PwC’s live trivia game asks employees questions focused on their firmwide strategy and the AI learnings that have been released the month prior. Leveraging principles of gamification, this trivia game allows PwC teams and individual players to earn prizes.
However, receiving a reward isn’t actually what makes gamification so effective. “It’s not all about reward or recognition; it’s about tapping into what makes people tick. Good learning design – and good game design – can tap into the human need for mastery, independence and connection,” added Houde.
Zander Brimijoin, co-founder and creative director of Red Paper Heart, agrees. “Gamification works with or without prizes. In some cases, prizes could turn it into a more transactional relationship. You would think you would get more engagement, but sometimes it turns to less. Sometimes the main prize being bragging rights is the way to go.”
Red Paper Heart, a digital experience studio, worked with Google Chrome this summer for a gamified experience for attendees of the Bloomberg Technology Summit in NYC. That involved taking the complicated topic of cybersecurity and making it into a game and educational experience. The activation was heavily-trafficked, with 600 games played during the pop-up.
“With the topic of cybersecurity, people might tune out really quickly,” said Brimijoin. “Gaming provides an invitation for people to engage without feeling like they have a lot of things to learn about. In the process, they end up learning a lot through participation.”
Players had to neutralize as many cybersecurity attacks as they could by pressing on them when they popped up. The message was that cybersecurity threats are on the rise, but it was presented in a disarming way that left people with the understanding that threats are persistent.

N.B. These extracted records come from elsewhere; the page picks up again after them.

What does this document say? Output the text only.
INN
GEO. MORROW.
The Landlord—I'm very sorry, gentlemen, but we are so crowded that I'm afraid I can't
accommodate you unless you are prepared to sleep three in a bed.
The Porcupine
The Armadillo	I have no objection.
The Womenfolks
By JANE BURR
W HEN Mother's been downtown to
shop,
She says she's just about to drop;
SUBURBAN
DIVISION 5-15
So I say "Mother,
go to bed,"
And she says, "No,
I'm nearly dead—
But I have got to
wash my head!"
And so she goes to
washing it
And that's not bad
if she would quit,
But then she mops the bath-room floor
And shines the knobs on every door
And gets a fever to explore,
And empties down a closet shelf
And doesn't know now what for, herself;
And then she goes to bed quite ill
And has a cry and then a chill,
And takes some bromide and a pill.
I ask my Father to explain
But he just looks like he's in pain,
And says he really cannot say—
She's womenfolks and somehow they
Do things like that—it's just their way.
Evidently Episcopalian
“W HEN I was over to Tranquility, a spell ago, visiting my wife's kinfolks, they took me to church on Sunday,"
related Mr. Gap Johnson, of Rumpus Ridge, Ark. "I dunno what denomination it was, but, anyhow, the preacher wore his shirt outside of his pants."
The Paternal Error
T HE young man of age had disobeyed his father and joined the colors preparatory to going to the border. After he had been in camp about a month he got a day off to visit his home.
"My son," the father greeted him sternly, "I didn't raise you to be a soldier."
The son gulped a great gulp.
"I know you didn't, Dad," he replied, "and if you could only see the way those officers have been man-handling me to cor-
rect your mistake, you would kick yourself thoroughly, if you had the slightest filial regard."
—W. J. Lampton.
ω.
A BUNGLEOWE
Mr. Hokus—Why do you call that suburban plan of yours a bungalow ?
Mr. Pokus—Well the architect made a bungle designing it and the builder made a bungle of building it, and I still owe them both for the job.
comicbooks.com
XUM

“Engagement can really increase with gamification,” said Brimijoin. “It’s the most powerful tool to get people to engage in everything from learning tasks to interacting with each other. It’s a friendly invitation to learn something.”
In that case, gamification was useful because cybersecurity is a challenging topic to understand. ELB Learning focuses on leveraging gamification for training content, which more employees dread. It makes something boring, fun. The e-learning provider offers a “Training Arcade,” a DIY gamification authoring tool that includes mobile-ready game templates available for employers to customize with their own training content. The company posits that gamification works because it triggers real, powerful human emotions and creates a learning environment that educates, motivates, celebrates and evaluates employees. ELB Learning works with companies like Amazon, Goldman Sachs, Microsoft, Procter & Gamble and Walmart.
“It’s figuring out how to deliver content in a way that’s appealing,” said Stephen Baer, ELB’s chief creative officer. “From a training perspective, how will it require someone to lean in and participate?”
The company’s training arcade sees employees return to games for three to five more plays. That means people are engaging with the content multiple times. With training it can be hard to get someone to do it once, but with gamification, people want to engage and master it. Fun is a major driver of it.
ELB Learning has seen significant adoption within customer service and sales industries. When it comes to sales, Baer says there is an audience there that is highly competitive and likes the game aspect. While rewards aren’t the only driver of why people participate in games, they can help. Baer says he’s seen companies with extraordinary budgets offer rewards that range from iPads to paid vacations.
But above all, it’s helping people learn. The training arcade, using a sample study of 2,500 games built by subscribers, found that players saw a 58% improvement in knowledge between the first and third attempt at play. “Gamification has a key place at the table,” said Baer. “It’s extra successful with a larger training strategy.”